It’s anticipated that Texas peaches will have a better season for 2021.
This follows a challenging 2020 Texas peach season. “We had tremendous demand and a weak crop mid to late season last year so we didn’t have enough to meet the demand,” says Jamey Vogel of Vogel Orchard in Fredericksburg, TX. The region is part of Texas Hill Country where approximately 40 to 50 percent of the state’s peaches are grown. The varieties in the mid to late season were affected by limited winter chill and some peak season varieties produced only 25 to 30 percent of fruit last year. Vogel estimates the 2020 crop was only 40 percent of usual volumes and there were size issues as well.
Come 2021, things look more positive for Texas peaches. “The winter storm came in February just as we were set to have a very similar crop to last year’s because we were short on chill hours,” says Vogel. “But it came just in time. It gave us the chill hours we needed to finish out the late season varieties and have a great crop.”
Fruit size coming on
Add to that the rains Texas has seen in the past few weeks following a dry April, which in turn has helped the fruit size up.

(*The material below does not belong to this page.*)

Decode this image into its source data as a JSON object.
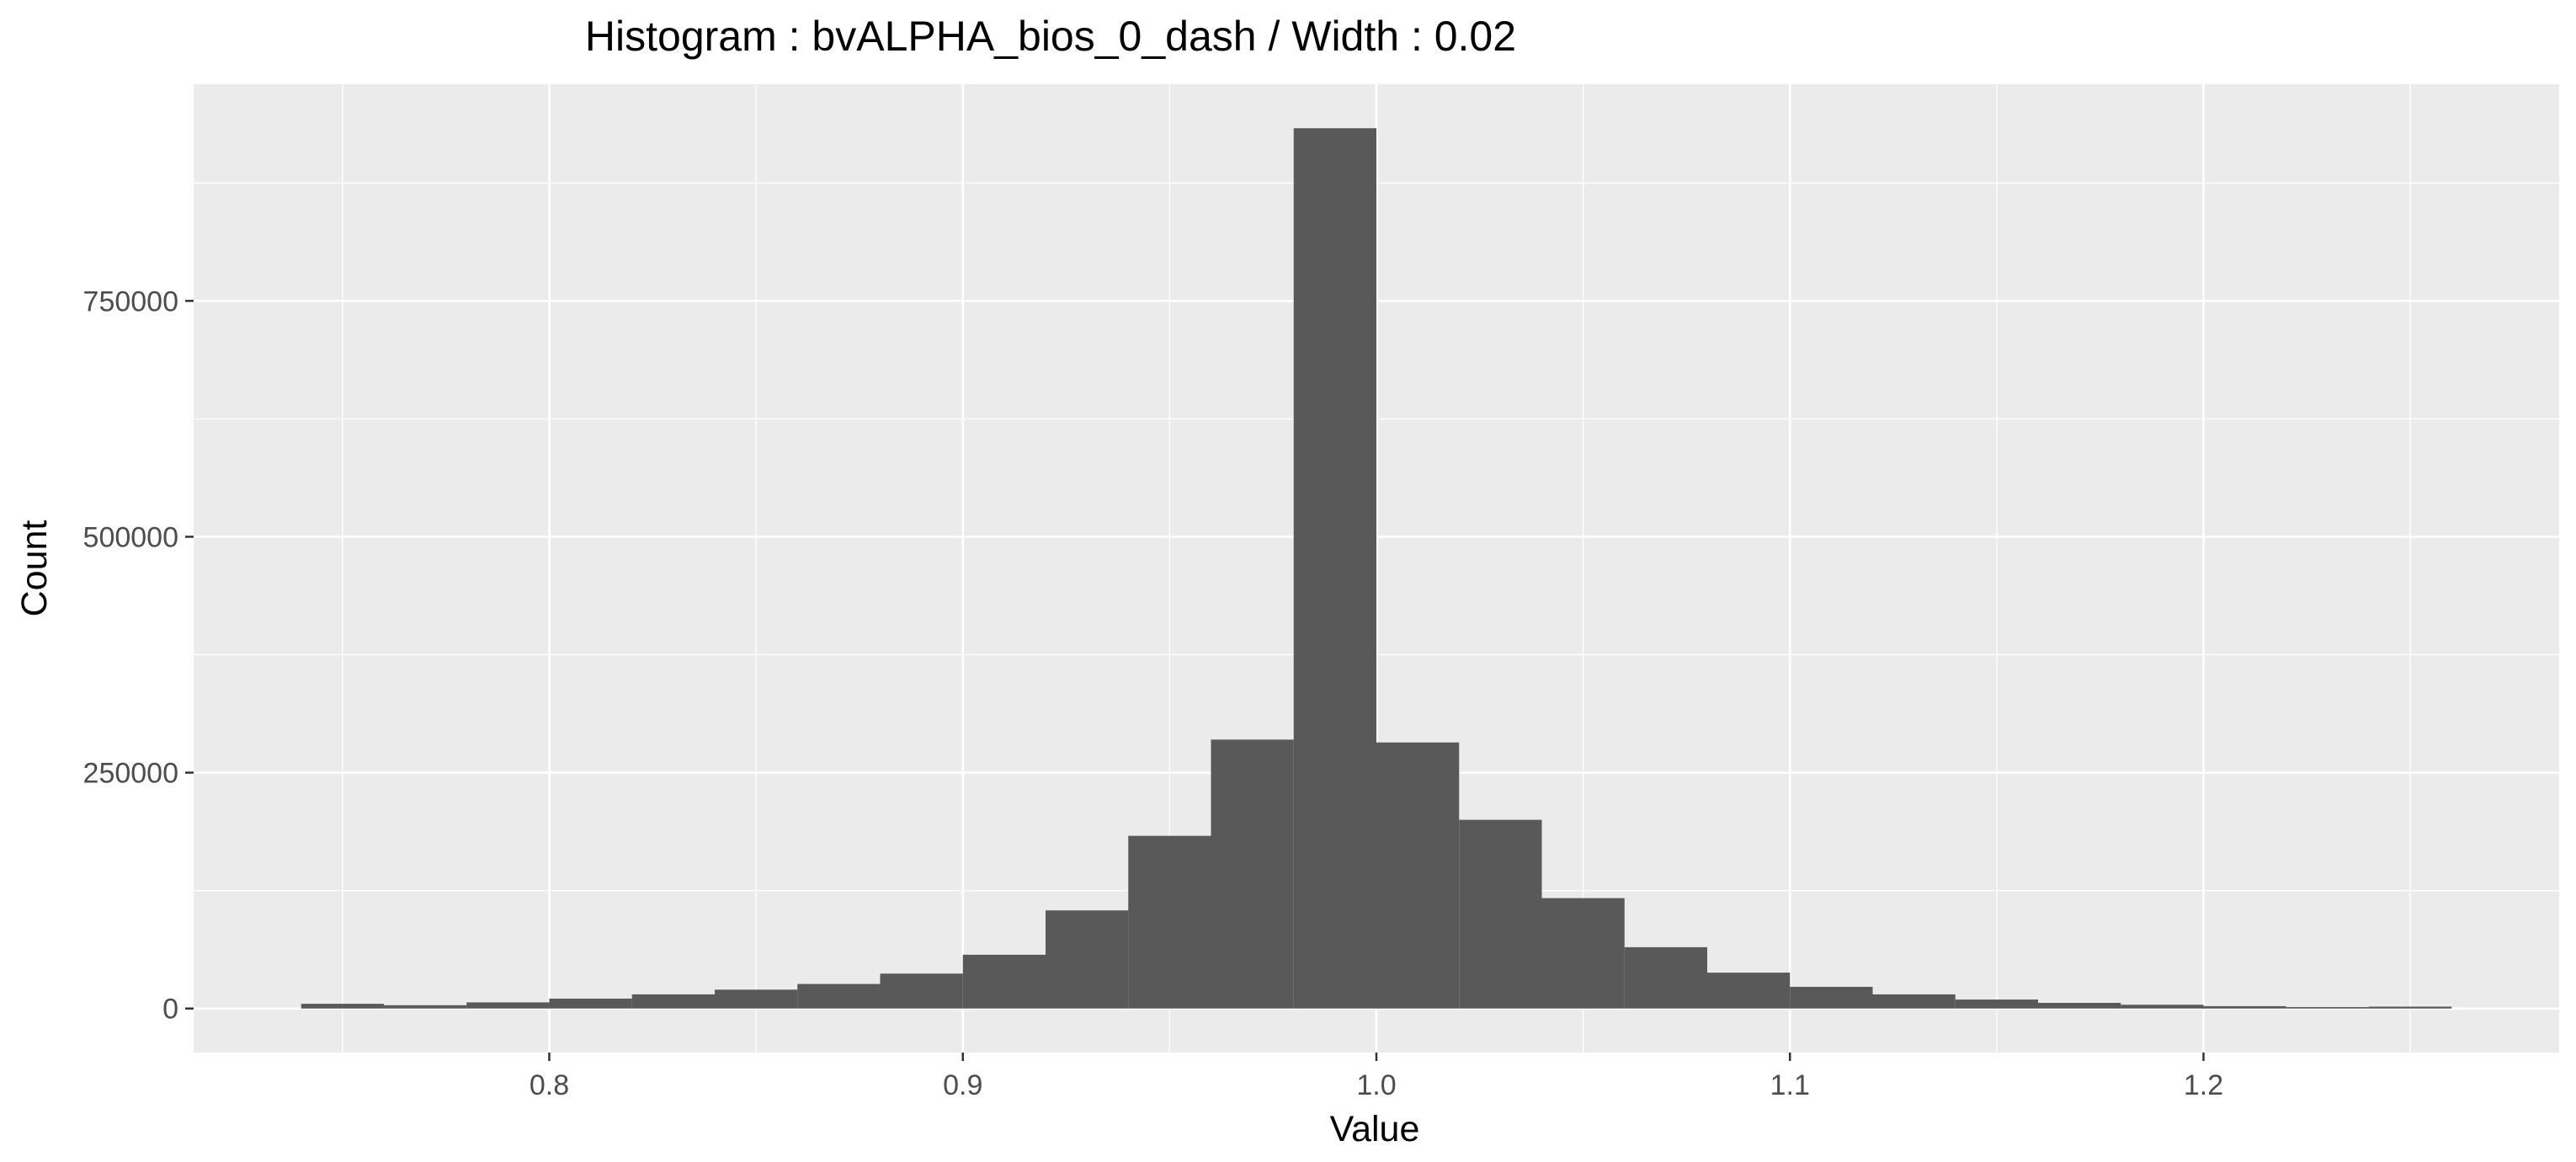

That said, Texas peaches are approximately 10 days behind schedule because of that storm. “We normally go to mid-August--some growers carry varieties that go to the very early part of September. Peaches do vary a lot though. In 2019 we started behind schedule and then had a lot of rain and we ended up catching up during the season,” Vogel says.
He does say that demand is going to be strong for Texas peaches this year. “People are excited, especially because last year things were a little disappointing, particularly at the peak of the season.” While normal peak is late June to the end of July, this year if things continue at the same rate of development, peak should hit the beginning of July and go into the first part of August.
As for prices, Vogel anticipates pricing should be similar to last year or slightly above, given the rising costs of materials that go into peach growing.